Collaborative Research: Use and Abuse of Zircon Thermometry - Integrating Modeling, Trace Element Chemistry and Isotopes to Maximize the Use, Limit the Abuse

合作研究：锆石测温法的使用和滥用 - 整合建模、微量元素化学和同位素以最大限度地利用、限制滥用

• 批准号: 1447611
• 负责人: Scott Samson
• 金额: $ 13.9万
• 依托单位: Syracuse University
• 依托单位国家: 美国
• 项目类别: Standard Grant
• 财政年份: 2015
• 资助国家: 美国
• 起止时间: 2015-04-01 至 2020-03-31
• 项目状态: 已结题
• 来源: https://www.nsf.gov/awardsearch/showAward?AWD_ID=1447611&HistoricalAwards=false
• 关键词: Collaborative; Research; Use; Abuse; Zircon

Zircon (ZrSiO4) is arguably the single most powerful mineral for elucidating the evolution of the continental crust. The proposal will take advantage of the ability of zircon to record the temperature history of magma generated in the crust. We will specifically target granites produced in the period of earth history at approximately 1.05 billion years ago (the Grenville orogenic event). Our prior research demonstrated that this is a unique episode for generation of large volumes of exceptionally hot (900-1100 oC) granitic magma. The fingerprint of these hot granites includes high zirconium contents and conspicuously high modal abundance of zircon that does not contain xenocrysts of prior zircon (i.e., the zircon is not recycled from other crustal rocks and represents a primary chemical/mineralogic feature of the granites). Preliminary chemical analysis of the zircon in the hot granites demonstrates that the zircon also has high titanium contents, which prove high zircon crystallization temperatures. Computer modeling of the crystallization history of the high zirconium granites also demonstrates that zircon begins crystallization at ~1000 oC. The important insight from these preliminary results regarding the evolution of the Earth?s crust is that there must be unique lithospheric conditions in order to generate such hot granites. The proposed research will target for study a much larger suite of granites from the Grenville Blue Ridge Province in eastern North America (Shenandoah massif, Virginia) where we have identified a terrane-wide occurrence of high zirconium granites. The purpose of the research is to more thoroughly elucidate the temperature history of the Grenville granite suite and examine in detail the chemical and textural relationship of zircon to the bulk rock chemistry and modal mineralogy, in order to more precisely ascertain the conditions at which the zircon crystallized. We will conduct whole rock geochemical analysis, crystallization modeling using the program rhyoliteMELTS, cathodolomuninescence imaging of individual zircon grains to explore for potential xenocrysts, and ion microprobe analysis of trace elements and isotopes in zircon. The research will be conducted by graduate and undergraduate students from the collaborating institutions, providing critical training for future geoscientists.

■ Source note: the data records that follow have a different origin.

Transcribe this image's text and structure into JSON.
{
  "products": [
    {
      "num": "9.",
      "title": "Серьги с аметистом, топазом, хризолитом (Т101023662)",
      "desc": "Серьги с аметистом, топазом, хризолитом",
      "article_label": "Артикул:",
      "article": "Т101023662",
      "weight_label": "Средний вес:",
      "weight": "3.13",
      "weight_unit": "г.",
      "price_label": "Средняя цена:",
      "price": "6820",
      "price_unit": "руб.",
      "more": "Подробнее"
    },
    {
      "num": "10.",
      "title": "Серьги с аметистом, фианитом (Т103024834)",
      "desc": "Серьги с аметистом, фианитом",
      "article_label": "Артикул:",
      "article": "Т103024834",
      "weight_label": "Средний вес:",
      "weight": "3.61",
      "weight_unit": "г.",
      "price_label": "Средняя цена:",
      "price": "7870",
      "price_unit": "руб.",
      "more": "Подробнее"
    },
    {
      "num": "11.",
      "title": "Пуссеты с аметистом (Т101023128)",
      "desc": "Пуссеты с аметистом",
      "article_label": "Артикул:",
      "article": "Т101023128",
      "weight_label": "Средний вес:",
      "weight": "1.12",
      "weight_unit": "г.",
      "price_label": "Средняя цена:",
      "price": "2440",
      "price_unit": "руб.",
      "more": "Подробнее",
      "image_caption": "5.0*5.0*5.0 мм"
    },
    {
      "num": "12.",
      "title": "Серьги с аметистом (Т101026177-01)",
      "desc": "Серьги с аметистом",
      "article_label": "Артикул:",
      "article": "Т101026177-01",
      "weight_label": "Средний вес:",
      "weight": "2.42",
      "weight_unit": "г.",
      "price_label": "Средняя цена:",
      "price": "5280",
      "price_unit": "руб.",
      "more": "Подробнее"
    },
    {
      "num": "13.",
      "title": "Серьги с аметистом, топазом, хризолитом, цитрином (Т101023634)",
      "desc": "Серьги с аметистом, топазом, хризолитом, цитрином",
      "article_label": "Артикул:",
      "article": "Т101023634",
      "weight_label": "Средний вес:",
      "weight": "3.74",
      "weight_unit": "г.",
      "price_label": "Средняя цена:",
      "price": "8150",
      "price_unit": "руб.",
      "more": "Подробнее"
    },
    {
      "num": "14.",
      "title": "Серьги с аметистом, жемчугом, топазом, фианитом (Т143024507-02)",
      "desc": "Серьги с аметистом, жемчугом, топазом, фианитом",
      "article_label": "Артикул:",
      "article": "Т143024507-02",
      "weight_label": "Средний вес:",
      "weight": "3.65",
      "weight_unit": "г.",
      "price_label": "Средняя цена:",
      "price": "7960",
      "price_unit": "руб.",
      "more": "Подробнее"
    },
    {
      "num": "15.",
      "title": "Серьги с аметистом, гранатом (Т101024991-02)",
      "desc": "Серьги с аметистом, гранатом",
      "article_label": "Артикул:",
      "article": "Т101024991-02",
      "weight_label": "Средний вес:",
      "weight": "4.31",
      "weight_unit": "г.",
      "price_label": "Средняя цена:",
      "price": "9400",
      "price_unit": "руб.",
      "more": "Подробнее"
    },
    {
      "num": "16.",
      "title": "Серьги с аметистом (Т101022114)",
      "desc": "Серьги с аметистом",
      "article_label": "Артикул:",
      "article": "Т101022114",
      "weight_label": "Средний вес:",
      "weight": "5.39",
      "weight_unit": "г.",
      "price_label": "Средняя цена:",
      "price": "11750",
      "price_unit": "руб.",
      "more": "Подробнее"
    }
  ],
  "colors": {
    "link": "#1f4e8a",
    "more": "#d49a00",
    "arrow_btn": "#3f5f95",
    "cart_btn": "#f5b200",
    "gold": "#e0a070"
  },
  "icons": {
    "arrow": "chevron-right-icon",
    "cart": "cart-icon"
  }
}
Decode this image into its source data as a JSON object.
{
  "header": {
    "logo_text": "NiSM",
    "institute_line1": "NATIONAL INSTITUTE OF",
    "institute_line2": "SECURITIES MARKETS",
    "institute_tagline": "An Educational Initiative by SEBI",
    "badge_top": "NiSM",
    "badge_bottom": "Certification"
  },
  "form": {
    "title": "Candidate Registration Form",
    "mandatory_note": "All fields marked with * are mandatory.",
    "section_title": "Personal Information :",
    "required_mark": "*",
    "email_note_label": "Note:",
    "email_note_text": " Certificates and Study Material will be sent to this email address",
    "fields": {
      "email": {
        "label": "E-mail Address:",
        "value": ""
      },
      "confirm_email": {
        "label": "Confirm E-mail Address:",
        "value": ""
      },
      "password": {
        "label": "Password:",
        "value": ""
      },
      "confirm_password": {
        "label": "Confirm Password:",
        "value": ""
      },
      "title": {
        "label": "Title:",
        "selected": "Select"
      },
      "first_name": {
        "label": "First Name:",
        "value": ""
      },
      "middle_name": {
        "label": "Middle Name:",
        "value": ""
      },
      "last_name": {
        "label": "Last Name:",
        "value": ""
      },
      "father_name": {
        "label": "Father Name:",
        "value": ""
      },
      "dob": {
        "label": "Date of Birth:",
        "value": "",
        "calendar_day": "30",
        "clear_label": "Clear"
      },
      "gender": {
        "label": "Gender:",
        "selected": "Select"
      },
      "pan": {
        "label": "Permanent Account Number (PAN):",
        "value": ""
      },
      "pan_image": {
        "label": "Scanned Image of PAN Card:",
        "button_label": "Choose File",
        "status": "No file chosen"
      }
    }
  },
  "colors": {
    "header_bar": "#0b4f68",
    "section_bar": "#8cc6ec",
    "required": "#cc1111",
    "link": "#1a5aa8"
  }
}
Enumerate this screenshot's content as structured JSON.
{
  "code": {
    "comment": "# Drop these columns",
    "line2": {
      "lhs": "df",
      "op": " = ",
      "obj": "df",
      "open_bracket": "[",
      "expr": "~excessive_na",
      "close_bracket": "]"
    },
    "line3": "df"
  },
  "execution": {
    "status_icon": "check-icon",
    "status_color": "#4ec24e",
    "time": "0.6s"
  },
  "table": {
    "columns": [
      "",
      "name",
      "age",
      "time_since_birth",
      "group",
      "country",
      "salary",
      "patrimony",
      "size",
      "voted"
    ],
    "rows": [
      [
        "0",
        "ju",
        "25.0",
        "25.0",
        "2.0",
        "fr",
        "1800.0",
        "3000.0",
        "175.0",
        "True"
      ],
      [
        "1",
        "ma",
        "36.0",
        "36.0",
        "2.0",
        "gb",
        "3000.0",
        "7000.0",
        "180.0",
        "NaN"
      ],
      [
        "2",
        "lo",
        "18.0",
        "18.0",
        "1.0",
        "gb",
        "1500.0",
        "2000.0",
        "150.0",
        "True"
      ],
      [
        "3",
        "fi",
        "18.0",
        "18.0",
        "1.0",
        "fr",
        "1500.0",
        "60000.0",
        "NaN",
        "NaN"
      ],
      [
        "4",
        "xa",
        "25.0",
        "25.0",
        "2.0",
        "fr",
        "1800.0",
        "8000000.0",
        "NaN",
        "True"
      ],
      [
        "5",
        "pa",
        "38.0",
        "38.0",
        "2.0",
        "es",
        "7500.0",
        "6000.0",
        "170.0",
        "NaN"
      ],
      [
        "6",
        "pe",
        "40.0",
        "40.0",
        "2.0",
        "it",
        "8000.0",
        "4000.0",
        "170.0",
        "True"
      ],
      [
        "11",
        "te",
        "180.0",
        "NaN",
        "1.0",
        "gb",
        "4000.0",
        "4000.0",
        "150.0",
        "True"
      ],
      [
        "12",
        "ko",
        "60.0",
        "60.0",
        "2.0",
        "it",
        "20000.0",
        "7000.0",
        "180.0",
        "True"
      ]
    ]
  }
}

锆石（ZrSiO4）可以说是解释大陆地壳演化的唯一最有力的矿物。该方案将利用锆石记录地壳中岩浆温度历史的能力。我们将特别针对大约10.5亿年前地球历史时期（格伦维尔造山事件）产生的花岗岩。我们之前的研究表明，这是一个产生大量异常高温（900-1100℃）花岗岩岩浆的独特时期。这些热花岗岩的指纹图谱包括高锆含量和明显高模态丰度的锆石，不含先前锆石的异晶（即锆石不是从其他地壳岩石中回收的，代表了花岗岩的主要化学/矿物学特征）。对热花岗岩中锆石的初步化学分析表明，锆石中钛含量较高，表明锆石结晶温度较高。高锆花岗岩结晶史的计算机模拟也表明，锆石在~1000℃开始结晶。从这些关于地球演化的初步结果中获得的重要见解是什么？在美国的地壳中，必须有独特的岩石圈条件才能产生如此热的花岗岩。我们提出的研究目标将是研究北美东部格伦维尔蓝岭省（弗吉尼亚州谢南多厄地块）的一组更大的花岗岩，在那里我们已经确定了一个全地状的高锆花岗岩。研究的目的是更全面地阐明格伦维尔花岗岩组的温度历史，详细地考察锆石与岩石整体化学和矿物学的化学和结构关系，以便更精确地确定锆石结晶的条件。我们将对整个岩石进行地球化学分析，利用rhyoliteMELTS程序进行结晶建模，对单个锆石颗粒进行阴极发光成像以寻找潜在的异晶，并对锆石中的微量元素和同位素进行离子探针分析。这项研究将由来自合作机构的研究生和本科生进行，为未来的地球科学家提供重要的培训。